Recent advances in diffusion and multi-modal transformers are quickly collapsing the production timeline from weeks to hours. With the release of new generative models such as Sora 2 and Veo 3, studios are now able to produce UGC-style content at a fraction of the traditional cost. These hyper-realistic, influencer-style testimonials have become the strongest acquisition drivers on channels like TikTok and Meta, and AI is making them significantly more scalable.
Campaign optimization is becoming more platform-managed
Performance marketing has long been shifting towards more automation and platform-driven decision making. Each of the largest platforms now offer end-to-end plug and play solutions for digital markers like Meta’s Advantage Plus, Google’s Performance Max and Applovin’s AXON.
These AI driven tools are now essentially able to decide who sees your ads, where and how much you should bid. Once you tell them your business goal, they will dynamically optimize everything on your behalf – shifting budget, improving targeting and testing creatives in real-time. This shifts marketers focus areas to effective instrumentation, creative production and capital allocation between the platforms.
Marketing spends are being funded by UA financing
A rapidly increasing number of studios are funding their user acquisition efforts via user acquisition financing or cohort financing. This financial instrument allows for publishers to fund up to 80% of their monthly marketing spend through non-dilutive growth capital in exchange for a limited revenue share. Once the principal loan is repaid, the revenue share stops and they charge you an interest expense depending on how long the loan was outstanding.
UA financing has essentially provided a war chest for studios who are scaling their marketing spends, enabling them to invest more into funding more creative production as well as media budget to test effectively.
The fastest growing gaming companies have realized that production capacity and testing new creative concepts at scale isn’t just a workflow challenge – it’s ultimately a capital allocation challenge.
To illustrate this, we estimated the annual production and testing budgets based on the average creative output of September 2025. Key assumptions include:
Figure 4: Estimated Annual Creative Budget for Mid Core games

For a midcore game in the $1M–$2M IAP revenue bracket, this level of creative output translates to an average annual production cost of over $200K. This is likely understated for complex assets like playables and 3D creatives.
Beyond production, a media test budget is required to give each concept a fair chance.
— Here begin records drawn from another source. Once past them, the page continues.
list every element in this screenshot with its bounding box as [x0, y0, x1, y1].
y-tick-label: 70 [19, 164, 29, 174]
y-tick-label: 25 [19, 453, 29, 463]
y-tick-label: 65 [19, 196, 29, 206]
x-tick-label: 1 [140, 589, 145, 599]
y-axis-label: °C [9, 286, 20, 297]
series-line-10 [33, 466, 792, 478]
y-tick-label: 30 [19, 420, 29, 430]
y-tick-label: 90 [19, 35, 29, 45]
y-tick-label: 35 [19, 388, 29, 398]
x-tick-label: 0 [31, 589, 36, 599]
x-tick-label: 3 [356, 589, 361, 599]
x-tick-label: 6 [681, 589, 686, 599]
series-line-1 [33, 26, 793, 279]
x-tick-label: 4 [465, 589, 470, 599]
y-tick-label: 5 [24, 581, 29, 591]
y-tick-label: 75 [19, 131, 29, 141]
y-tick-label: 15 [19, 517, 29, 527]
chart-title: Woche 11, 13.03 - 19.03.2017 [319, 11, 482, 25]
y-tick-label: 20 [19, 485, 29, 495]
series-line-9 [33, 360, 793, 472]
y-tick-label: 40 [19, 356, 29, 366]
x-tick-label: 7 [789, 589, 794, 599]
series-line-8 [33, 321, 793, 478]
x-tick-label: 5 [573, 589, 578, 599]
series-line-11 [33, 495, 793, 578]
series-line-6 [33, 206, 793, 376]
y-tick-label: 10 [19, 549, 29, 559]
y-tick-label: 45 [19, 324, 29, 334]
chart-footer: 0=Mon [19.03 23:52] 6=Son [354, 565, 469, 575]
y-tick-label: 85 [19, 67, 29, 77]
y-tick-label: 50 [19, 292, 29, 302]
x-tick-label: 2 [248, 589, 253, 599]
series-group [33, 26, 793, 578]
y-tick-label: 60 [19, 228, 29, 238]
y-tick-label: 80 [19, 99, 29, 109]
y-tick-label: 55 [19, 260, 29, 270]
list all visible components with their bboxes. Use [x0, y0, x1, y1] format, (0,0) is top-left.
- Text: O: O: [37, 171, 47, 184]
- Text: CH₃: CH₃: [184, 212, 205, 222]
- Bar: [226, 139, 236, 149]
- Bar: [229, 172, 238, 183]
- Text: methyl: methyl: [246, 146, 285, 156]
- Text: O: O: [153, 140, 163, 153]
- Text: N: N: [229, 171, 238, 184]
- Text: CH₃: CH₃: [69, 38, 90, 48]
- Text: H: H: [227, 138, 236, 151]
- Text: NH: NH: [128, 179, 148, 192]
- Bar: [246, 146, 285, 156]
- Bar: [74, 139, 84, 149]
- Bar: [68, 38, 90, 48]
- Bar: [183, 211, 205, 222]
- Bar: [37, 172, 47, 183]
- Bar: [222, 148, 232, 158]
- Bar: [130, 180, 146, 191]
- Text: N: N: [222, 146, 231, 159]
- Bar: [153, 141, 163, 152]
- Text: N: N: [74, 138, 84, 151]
Based on the 25,000 minimum impressions and a median Tier-1 CPM of $15, the $1M–$2M IAP midcore game needs an additional $375K for media testing alone.
This brings the total annual creative budget for testing to a staggering $575K. This sum represents only the cost to test creatives at the new competitive output level, not the entire annual UA budget, which takes into account scaling creatives that actually work.
Campaign optimization is becoming more automated, AI is unlocking production capacity, and competitors are flooding the market equipped with scalable UA budgets. The bar for creative velocity is skyrocketing and the studios that win are the ones that are keeping pace and constantly investing in experiments.
The arms race isn’t coming – it’s already here. A successful creative strategy is no longer primarily a design problem; it’s an investment problem. Teams that cannot consistently allocate sufficient budgets to experimentation will eventually get out-iterated by those who can. As creative cycles compress and winning concepts burn out faster, the game shifts from “who has the best idea” to “who can afford to test the most ideas.”